Un bel riassunto di quella stagione lo regalerà più tardi Cosmonauta di Susanna Nicchiarelli – riflessione a freddo con toni da commedia all’italiana sulla guerra fredda vista dall’Italia, ma ci sono anche Franco e Ciccio, in tempo reale, a raccontare l’epoca – inquieta e frizzante – di sete spaziale. Demenziali e geniali come sempre, con 002 – Operazione Luna (Lucio Fulci, 1965) piazzano lì tre o quattro sequenze cult sul sogno umano (allora quasi realtà) di arrivare lassù. Li vediamo serrati dentro un razzo e dal finestrino vedono la cagnolina Laika (primo essere vivente spedito dai russi nello spazio) galleggiare tra le stelle. Mangiano cibo spaziale e scambiano la Luna per l’autostrada del sole: qualche risata con comicità di grana grossa, ma anche documenti chiarissimi del tempo che fu.

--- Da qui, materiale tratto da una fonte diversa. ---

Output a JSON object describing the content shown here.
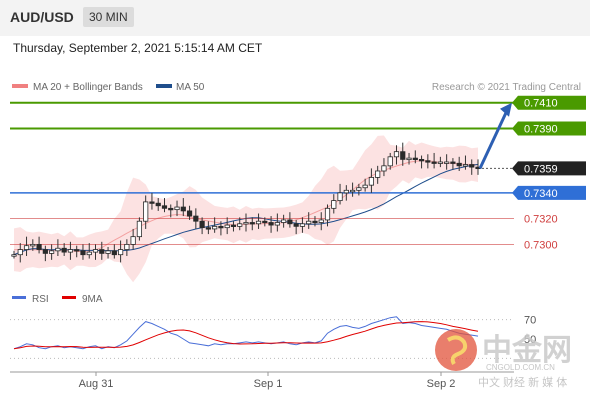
{
  "header": {
    "symbol": "AUD/USD",
    "timeframe": "30 MIN",
    "datetime": "Thursday, September 2, 2021 5:15:14 AM CET"
  },
  "legend": {
    "bb_label": "MA 20 + Bollinger Bands",
    "ma50_label": "MA 50",
    "credit": "Research © 2021 Trading Central",
    "bb_color": "#f08080",
    "ma50_color": "#1f4e8c"
  },
  "rsi_legend": {
    "rsi_label": "RSI",
    "ma_label": "9MA",
    "rsi_color": "#4a6fd8",
    "ma_color": "#e00000"
  },
  "watermark": {
    "text": "中金网",
    "url": "CNGOLD.COM.CN",
    "tagline": "中文 财经 新 媒 体"
  },
  "chart_data": {
    "type": "candlestick",
    "x_ticks": [
      "Aug 31",
      "Sep 1",
      "Sep 2"
    ],
    "price_range": [
      0.7284,
      0.7416
    ],
    "levels": [
      {
        "value": 0.741,
        "label": "0.7410",
        "style": "resistance",
        "color": "#4a9a00"
      },
      {
        "value": 0.739,
        "label": "0.7390",
        "style": "resistance",
        "color": "#4a9a00"
      },
      {
        "value": 0.7359,
        "label": "0.7359",
        "style": "current",
        "color": "#333333"
      },
      {
        "value": 0.734,
        "label": "0.7340",
        "style": "pivot",
        "color": "#2f6fd6"
      },
      {
        "value": 0.732,
        "label": "0.7320",
        "style": "support",
        "color": "#d04040"
      },
      {
        "value": 0.73,
        "label": "0.7300",
        "style": "support",
        "color": "#d04040"
      }
    ],
    "close": [
      0.7292,
      0.7296,
      0.7299,
      0.73,
      0.7296,
      0.7293,
      0.7295,
      0.7297,
      0.7294,
      0.7296,
      0.7295,
      0.7292,
      0.7294,
      0.7296,
      0.7293,
      0.7295,
      0.7292,
      0.7296,
      0.73,
      0.7306,
      0.7318,
      0.7333,
      0.7332,
      0.733,
      0.7328,
      0.7327,
      0.7329,
      0.7326,
      0.7322,
      0.7318,
      0.7313,
      0.7312,
      0.7314,
      0.7313,
      0.7315,
      0.7314,
      0.7316,
      0.7317,
      0.7316,
      0.7318,
      0.7317,
      0.7315,
      0.7317,
      0.7319,
      0.7316,
      0.7314,
      0.7316,
      0.7318,
      0.7317,
      0.7319,
      0.7328,
      0.7334,
      0.734,
      0.7342,
      0.7342,
      0.7344,
      0.7346,
      0.7352,
      0.7357,
      0.7361,
      0.7368,
      0.7372,
      0.7366,
      0.7367,
      0.7366,
      0.7365,
      0.7364,
      0.7363,
      0.7364,
      0.7364,
      0.7363,
      0.7361,
      0.7362,
      0.736,
      0.7359
    ],
    "forecast_target": 0.741,
    "rsi": [
      40,
      42,
      45,
      44,
      41,
      40,
      42,
      43,
      41,
      42,
      41,
      40,
      42,
      43,
      40,
      42,
      41,
      44,
      48,
      55,
      62,
      68,
      66,
      63,
      60,
      56,
      54,
      50,
      46,
      45,
      44,
      43,
      45,
      44,
      45,
      45,
      46,
      47,
      46,
      47,
      46,
      45,
      46,
      47,
      45,
      44,
      46,
      47,
      46,
      48,
      56,
      60,
      63,
      64,
      62,
      61,
      63,
      66,
      68,
      70,
      72,
      73,
      66,
      67,
      66,
      64,
      63,
      62,
      61,
      60,
      58,
      56,
      55,
      54,
      53
    ],
    "rsi_ticks": [
      70,
      50
    ]
  }
}
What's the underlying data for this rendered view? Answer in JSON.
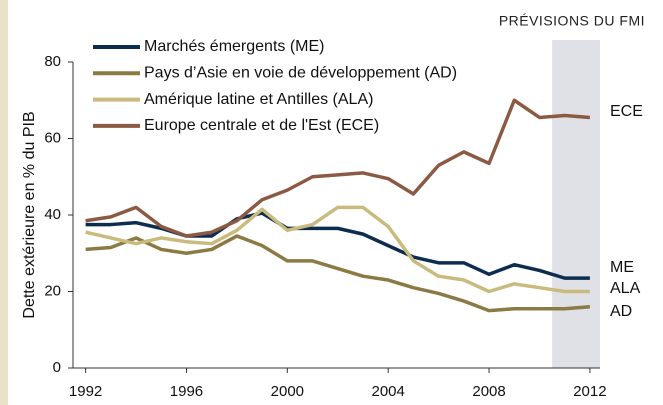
{
  "chart_data": {
    "type": "line",
    "annotation": "PRÉVISIONS DU FMI",
    "y_label": "Dette extérieure en % du PIB",
    "x": [
      1992,
      1993,
      1994,
      1995,
      1996,
      1997,
      1998,
      1999,
      2000,
      2001,
      2002,
      2003,
      2004,
      2005,
      2006,
      2007,
      2008,
      2009,
      2010,
      2011,
      2012
    ],
    "xlim": [
      1991.5,
      2012.4
    ],
    "xticks": [
      1992,
      1996,
      2000,
      2004,
      2008,
      2012
    ],
    "ylim": [
      0,
      80
    ],
    "yticks": [
      0,
      20,
      40,
      60,
      80
    ],
    "forecast_span": [
      2010.5,
      2012.4
    ],
    "forecast_color": "#dfe1e7",
    "series": [
      {
        "name": "Marchés émergents (ME)",
        "end_label": "ME",
        "color": "#0d2d4f",
        "values": [
          37.5,
          37.5,
          38,
          36.5,
          34.5,
          34.5,
          39,
          40.5,
          36.5,
          36.5,
          36.5,
          35,
          32,
          29,
          27.5,
          27.5,
          24.5,
          27,
          25.5,
          23.5,
          23.5
        ]
      },
      {
        "name": "Pays d’Asie en voie de développement (AD)",
        "end_label": "AD",
        "color": "#8c7a45",
        "values": [
          31,
          31.5,
          34,
          31,
          30,
          31,
          34.5,
          32,
          28,
          28,
          26,
          24,
          23,
          21,
          19.5,
          17.5,
          15,
          15.5,
          15.5,
          15.5,
          16
        ]
      },
      {
        "name": "Amérique latine et Antilles (ALA)",
        "end_label": "ALA",
        "color": "#c9bb7e",
        "values": [
          35.5,
          34,
          32.5,
          34,
          33,
          32.5,
          36,
          41.5,
          36,
          37.5,
          42,
          42,
          37,
          28,
          24,
          23,
          20,
          22,
          21,
          20,
          20
        ]
      },
      {
        "name": "Europe centrale et de l'Est (ECE)",
        "end_label": "ECE",
        "color": "#8c5a44",
        "values": [
          38.5,
          39.5,
          42,
          37,
          34.5,
          35.5,
          38.5,
          44,
          46.5,
          50,
          50.5,
          51,
          49.5,
          45.5,
          53,
          56.5,
          53.5,
          70,
          65.5,
          66,
          65.5
        ]
      }
    ]
  }
}
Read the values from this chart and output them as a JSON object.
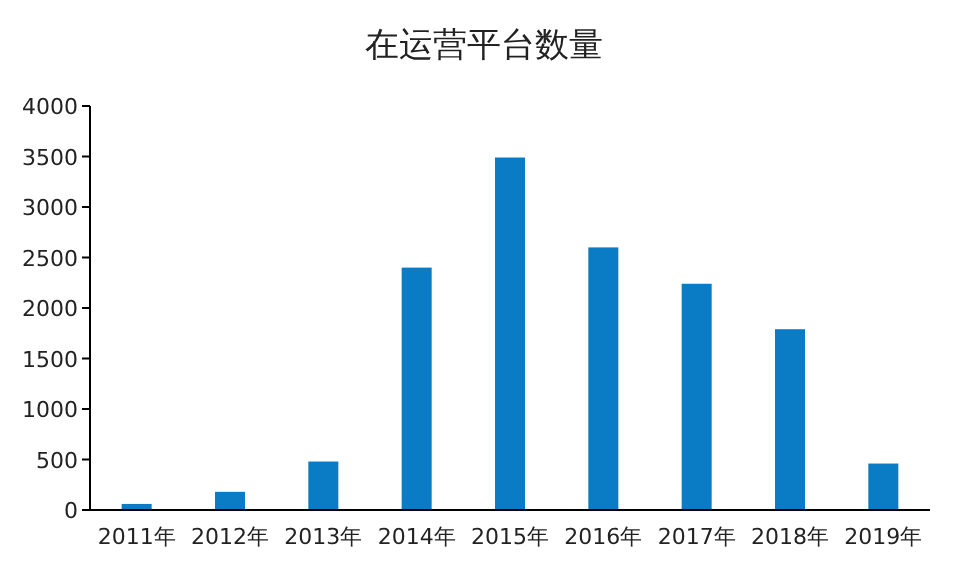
{
  "chart_data": {
    "type": "bar",
    "title": "在运营平台数量",
    "categories": [
      "2011年",
      "2012年",
      "2013年",
      "2014年",
      "2015年",
      "2016年",
      "2017年",
      "2018年",
      "2019年"
    ],
    "values": [
      60,
      180,
      480,
      2400,
      3490,
      2600,
      2240,
      1790,
      460
    ],
    "color": "#0a7cc6",
    "ylim": [
      0,
      4000
    ],
    "yticks": [
      0,
      500,
      1000,
      1500,
      2000,
      2500,
      3000,
      3500,
      4000
    ],
    "grid": false
  }
}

E la notte del 20 luglio del ’69? Quella della prima maratona televisiva italiana della Storia? Quella di 28 ore con Tito Stagno e Andrea Barbato dall’Italia e Ruggero Orlando dal Centro spaziale della Nasa di Houston a raccontare lo sbarco? Il cinema italiano non ha mancato di raccontarla: la lunga diretta tra L’Italia e L’America entra nel film (non certo un capolavoro) Il Domestico di Luigi Filippo D’Amico, del 1974, e in Ardena di Luca Barbareschi, del 1996. Nel primo una spaghettata di gruppo accompagna l’evento; nel secondo una comitiva di persone segue all’aperto il racconto sul piccolo schermo. Frammenti, sequenze, elementi per una ricostruzione attraverso il cinema di quella notte in cui tutti si fermarono per un momento di euforia collettiva: una parentesi di leggerezza prima che la strage di Piazza Fontana – 12 dicembre 1969 – facesse tornare tutti coi piedi per terra, tragicamente e tristemente, e prima che Venezia ’75, quasi mezzo secolo dopo, tornasse sull’argomento.